SORA will replace SOR by 2021, beginning with the full transition of SOR-linked cash-market products by May this year. SORA is then expected to replace SIBOR by 2024. 

Net interest margins (NIMs) could come under pressure, says Tay, as the backward-looking SORA will remove the pricing premium for uncertainty for the forward-looking SIBOR/SOR. “However, we expect savings from asset repricing to offset NIM compression in FY2021.”

The decline on loans is slowing, notes PhillipCapital. Loans may have fallen 1.98% y-o-y in December, but this was an improvement from their decline of 2.32% a month ago, writes Tay. 

Business services and building and construction loans grew 5.7% and 5.3% y-o-y respectively. General commerce and credit-card loans fell 10.5% and 13.5% y-o-y respectively. 

Month-on-month, loans grew 0.3% for the second consecutive month. Both business and consumer loans improved, up 0.18% and 0.51% respectively. Business loan growth was spearheaded by financial institutions’ loans, says Tay, which grew 4.9% m-o-m. 

Credit cards led consumer loan growth, adding 1.7% m-o-m. Housing loans grew 0.4% m-o-m and 0.3% y-o-y. They are expected to provide runway for system loan growth in the next three to four years, with housing project completions underway as the construction sector resumes operations.

In a broader report on ASEAN banks, Maybank Kim Eng Research rates Singapore banks “overweight”, noting that positive momentum is likely to continue, buoyed by continued economic relaxing, targeted support for the vulnerable sectors and higher non-interest income due to market volatility. 

“Asset quality risks remain elevated, but continued relief measures may see it kicked further down the road. A relaxing of dividend caps in line with other OECD regulators could be a further upside catalyst,” notes Maybank KE.


SEE: DBS downgrades Riverstone Holdings to ‘hold’, other analysts still positive


Maybank KE also highlights that the Monetary Authority of Singapore allowed in March 2020 the deferment of principal or principal & interest payments for residential property loans until Dec 31. Subsequently, in April 2020, this facility was extended for commercial and industrial property loans as well as renovation and student loans.
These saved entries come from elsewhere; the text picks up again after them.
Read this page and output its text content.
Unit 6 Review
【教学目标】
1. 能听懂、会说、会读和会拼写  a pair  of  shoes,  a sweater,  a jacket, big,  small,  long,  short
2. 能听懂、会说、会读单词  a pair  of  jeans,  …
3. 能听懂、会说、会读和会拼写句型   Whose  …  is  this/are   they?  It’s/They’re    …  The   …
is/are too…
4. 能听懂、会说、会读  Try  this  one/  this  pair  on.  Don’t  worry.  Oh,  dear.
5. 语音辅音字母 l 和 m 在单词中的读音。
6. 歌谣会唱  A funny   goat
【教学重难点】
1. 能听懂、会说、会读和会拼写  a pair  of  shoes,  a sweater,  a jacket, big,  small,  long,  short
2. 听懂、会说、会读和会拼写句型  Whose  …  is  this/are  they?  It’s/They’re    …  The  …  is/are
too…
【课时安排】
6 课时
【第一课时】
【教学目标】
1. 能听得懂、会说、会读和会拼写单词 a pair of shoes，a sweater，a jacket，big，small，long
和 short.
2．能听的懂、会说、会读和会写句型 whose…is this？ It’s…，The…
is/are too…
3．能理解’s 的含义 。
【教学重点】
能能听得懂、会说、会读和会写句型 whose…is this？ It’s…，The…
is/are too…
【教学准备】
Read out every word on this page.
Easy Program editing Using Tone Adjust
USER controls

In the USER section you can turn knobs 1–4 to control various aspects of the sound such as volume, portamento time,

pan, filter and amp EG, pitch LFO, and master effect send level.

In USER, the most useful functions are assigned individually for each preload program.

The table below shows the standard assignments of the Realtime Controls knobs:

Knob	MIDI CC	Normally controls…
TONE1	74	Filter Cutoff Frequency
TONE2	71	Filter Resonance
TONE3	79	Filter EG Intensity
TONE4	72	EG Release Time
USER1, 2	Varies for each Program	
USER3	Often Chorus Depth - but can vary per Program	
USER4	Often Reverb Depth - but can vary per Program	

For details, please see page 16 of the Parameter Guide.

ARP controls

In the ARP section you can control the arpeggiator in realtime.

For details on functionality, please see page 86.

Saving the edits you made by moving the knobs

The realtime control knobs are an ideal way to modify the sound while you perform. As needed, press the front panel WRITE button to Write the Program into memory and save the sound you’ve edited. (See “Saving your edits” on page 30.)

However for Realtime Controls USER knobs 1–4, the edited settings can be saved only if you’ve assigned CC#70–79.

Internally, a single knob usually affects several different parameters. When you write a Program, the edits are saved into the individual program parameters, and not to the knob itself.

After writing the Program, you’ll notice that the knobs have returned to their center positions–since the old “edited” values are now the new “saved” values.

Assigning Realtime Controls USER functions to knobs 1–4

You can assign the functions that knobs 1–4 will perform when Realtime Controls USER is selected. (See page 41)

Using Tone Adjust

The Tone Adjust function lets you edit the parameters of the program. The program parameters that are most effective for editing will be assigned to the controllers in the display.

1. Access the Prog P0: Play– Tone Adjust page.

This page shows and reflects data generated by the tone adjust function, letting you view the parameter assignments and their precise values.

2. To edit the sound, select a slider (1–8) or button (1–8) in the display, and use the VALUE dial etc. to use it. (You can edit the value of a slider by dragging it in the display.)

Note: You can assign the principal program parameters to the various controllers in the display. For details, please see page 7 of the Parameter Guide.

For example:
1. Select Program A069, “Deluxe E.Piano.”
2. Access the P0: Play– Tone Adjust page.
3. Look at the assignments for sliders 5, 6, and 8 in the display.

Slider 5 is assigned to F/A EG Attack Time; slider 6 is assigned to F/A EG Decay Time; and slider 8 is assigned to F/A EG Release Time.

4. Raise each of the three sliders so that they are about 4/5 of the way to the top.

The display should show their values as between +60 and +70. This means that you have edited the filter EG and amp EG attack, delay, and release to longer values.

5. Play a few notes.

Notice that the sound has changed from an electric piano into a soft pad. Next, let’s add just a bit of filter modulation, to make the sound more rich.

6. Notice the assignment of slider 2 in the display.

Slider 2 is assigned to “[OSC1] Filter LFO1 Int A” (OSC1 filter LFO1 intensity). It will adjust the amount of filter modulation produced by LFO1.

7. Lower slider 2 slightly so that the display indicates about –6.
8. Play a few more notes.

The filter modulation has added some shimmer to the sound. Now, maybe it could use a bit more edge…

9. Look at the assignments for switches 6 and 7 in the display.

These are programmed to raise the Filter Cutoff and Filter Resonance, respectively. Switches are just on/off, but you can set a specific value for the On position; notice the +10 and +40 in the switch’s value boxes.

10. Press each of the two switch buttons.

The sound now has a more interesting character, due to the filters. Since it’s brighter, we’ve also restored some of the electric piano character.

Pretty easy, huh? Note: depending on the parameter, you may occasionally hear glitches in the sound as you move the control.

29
At the same time, MAS allowed for the deferment of principal repayment for SMEs with secured loans until Dec 31. In October 2020, MAS further allowed for property loans to make reduced instalment up to 60% of the monthly instalment for nine months, but not exceeding Dec 31, 2021. 

Students and renovation loans can obtain loan tenure extensions of up to three years. Applications for these are till June 30, 2021. SMEs can defer up to 80% of principal repayments till June 30, 2021 for sectors most affected by Covid-19 and March 31, 2021 for those affected less. There are also loan restructuring schemes available.

As at 3.45pm, shares in DBS are trading 6 cents higher, or 0.24% up, at $25.30; while shares in OCBC are trading 5 cents higher, or 0.49% up, at $10.31; and shares in UOB are trading 12 cents higher, or 0.51% up, at $23.56.